In his petition, Odinga avered that increasing the number of registered voters was intended to permit the IEBC to manipulate the presidential election held on March 4 and that their purported results and declaration, on March 9 was null and void.

"That by abandoning the process of electronic identification at the polling stations and releasing results based not on the safeguarded, agreed, determined and credible electoral process it had promised and committed to, and by which legitimate expectations accrued, but a process that failed so significantly, substantially and endemically, IEBC effectively failed to reflect the will of the Kenyan people at the election," the petition read.

Arising from the acts and omissions of the IEBC, Odinga said he and the people of Kenya, were deprived of a free and fair election devoid of manipulation, an expectation which was denied, thereby irreparably undermining the entire process and result as declared on March 9.

CORD's lead lawyer George Oraro who filed the case expressed optimism of a strong case. Oraro said Odinga is the petitioner in the case while IEBC chairman Isaack Hassan, President elect Kenyatta and deputy president elect Ruto are the respondents. Hassan is the returning officer of the presidential results.

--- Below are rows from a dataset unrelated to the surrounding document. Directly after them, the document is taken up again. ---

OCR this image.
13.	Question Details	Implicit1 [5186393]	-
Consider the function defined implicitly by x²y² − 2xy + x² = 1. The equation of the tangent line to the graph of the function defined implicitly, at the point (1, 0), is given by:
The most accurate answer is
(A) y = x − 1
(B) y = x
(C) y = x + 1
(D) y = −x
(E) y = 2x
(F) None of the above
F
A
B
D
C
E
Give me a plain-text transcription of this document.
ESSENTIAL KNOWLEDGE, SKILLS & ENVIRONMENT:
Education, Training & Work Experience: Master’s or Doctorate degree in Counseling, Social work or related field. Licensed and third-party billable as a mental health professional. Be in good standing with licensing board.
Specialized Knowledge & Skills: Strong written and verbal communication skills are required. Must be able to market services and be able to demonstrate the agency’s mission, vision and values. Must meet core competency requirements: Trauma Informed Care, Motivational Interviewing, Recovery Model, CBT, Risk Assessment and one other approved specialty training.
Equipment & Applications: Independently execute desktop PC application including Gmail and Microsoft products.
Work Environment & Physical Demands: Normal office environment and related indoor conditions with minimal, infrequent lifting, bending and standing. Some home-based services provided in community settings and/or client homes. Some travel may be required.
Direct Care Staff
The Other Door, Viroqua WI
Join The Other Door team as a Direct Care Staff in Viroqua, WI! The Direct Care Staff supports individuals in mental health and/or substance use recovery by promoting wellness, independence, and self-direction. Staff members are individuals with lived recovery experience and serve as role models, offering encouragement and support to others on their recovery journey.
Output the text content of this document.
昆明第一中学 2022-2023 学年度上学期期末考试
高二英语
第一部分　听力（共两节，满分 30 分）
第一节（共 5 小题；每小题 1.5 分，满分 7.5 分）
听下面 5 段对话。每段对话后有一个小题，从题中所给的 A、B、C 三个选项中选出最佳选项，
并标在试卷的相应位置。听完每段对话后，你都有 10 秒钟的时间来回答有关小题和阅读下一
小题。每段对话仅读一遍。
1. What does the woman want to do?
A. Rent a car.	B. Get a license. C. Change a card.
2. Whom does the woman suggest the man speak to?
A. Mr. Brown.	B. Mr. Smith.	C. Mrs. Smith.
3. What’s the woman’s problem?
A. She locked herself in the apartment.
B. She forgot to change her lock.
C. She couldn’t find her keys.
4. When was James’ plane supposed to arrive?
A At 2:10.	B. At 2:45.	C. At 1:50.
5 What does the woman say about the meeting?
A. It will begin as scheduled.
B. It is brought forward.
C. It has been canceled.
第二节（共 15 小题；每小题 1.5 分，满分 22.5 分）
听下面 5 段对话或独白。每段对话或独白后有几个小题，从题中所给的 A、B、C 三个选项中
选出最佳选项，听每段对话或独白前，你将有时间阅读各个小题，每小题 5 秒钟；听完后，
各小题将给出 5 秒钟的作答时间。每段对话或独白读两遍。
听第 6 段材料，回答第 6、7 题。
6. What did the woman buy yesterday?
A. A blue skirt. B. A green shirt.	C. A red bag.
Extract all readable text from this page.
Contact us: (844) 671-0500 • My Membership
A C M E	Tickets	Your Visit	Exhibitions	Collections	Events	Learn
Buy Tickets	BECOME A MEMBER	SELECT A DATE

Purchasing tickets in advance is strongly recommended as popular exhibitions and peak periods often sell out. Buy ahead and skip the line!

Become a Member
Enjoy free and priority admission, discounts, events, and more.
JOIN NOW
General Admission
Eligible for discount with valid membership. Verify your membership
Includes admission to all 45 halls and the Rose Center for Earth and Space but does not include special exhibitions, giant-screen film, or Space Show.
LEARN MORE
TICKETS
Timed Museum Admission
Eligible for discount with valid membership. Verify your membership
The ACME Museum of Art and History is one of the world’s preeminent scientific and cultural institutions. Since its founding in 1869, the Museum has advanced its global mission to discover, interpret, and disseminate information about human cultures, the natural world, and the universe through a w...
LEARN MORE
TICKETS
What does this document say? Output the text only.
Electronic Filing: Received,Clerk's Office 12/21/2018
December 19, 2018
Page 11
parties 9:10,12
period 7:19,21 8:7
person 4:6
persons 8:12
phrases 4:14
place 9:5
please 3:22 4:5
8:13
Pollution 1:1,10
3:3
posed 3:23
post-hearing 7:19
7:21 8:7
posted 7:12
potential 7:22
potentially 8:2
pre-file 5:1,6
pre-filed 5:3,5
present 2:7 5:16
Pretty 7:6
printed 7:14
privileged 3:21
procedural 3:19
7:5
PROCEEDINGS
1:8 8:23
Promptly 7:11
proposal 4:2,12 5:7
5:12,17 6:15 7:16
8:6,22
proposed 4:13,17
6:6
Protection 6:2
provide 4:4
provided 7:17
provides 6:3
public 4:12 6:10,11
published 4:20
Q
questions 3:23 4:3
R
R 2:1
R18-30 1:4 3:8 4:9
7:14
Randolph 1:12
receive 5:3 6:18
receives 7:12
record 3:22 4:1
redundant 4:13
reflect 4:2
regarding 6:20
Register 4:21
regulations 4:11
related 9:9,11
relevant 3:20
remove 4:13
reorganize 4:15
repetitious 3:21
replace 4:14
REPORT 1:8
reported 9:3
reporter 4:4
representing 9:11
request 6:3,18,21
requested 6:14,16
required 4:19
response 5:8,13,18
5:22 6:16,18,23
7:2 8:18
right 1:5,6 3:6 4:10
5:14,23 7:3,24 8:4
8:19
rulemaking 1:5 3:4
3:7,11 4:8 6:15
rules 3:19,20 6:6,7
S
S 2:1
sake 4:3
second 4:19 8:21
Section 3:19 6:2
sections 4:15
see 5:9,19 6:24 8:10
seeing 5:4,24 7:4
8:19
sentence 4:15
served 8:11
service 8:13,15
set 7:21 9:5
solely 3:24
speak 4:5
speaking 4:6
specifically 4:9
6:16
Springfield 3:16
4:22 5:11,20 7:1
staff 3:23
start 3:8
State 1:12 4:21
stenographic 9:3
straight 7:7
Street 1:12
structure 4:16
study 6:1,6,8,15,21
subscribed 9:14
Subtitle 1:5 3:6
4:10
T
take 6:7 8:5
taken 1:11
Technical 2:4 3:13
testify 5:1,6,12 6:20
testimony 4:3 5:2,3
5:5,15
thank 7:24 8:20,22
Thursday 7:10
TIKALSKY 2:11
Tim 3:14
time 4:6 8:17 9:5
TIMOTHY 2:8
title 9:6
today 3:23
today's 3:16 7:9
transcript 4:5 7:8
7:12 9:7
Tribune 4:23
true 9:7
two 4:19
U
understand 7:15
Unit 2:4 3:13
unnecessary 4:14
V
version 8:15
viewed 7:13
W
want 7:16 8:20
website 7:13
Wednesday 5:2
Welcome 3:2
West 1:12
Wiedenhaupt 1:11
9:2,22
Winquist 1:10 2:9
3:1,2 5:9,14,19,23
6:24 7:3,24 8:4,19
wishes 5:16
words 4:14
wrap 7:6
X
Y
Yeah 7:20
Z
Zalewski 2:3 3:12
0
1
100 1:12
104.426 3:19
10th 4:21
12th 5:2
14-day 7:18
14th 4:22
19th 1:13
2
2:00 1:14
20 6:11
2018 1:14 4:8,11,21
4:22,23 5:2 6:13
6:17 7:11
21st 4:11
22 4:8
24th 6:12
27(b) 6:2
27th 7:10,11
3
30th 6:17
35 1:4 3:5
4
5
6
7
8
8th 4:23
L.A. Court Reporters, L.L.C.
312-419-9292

"I believe that First and Second Respondents in breach of the Constitution, failed to establish systems which are accurate, secure, verifiable, accountable and/or transparent and indeed declared results which in many instances had no relation to votes cast at the polling station, developed methods which were opaque and intended to manipulate the results in the course of which the Petitioners' representatives were altogether excluded from the process," Odinga said in the petition.

"In the final tally, the total number of votes cast in the Presidential Elections differed materially from those declared by the First and Second Respondents for purposes of the Gubernatorial and Parliamentary elections which took place on the same date clearly attesting to my belief that massive electoral fraud and malpractice occurred or permitted to occur by the First and Second Respondents in contravention of the requirements of the Constitution and the legislative framework in place as regards the March 4, presidential election."

Kenya plunged on the brink of civil war after the disputed elections late in 2007 led to weeks of protracted violence that uprooted 600,000 people from their homes and left 1,300 people dead. A national healing process is underway in the East African nation.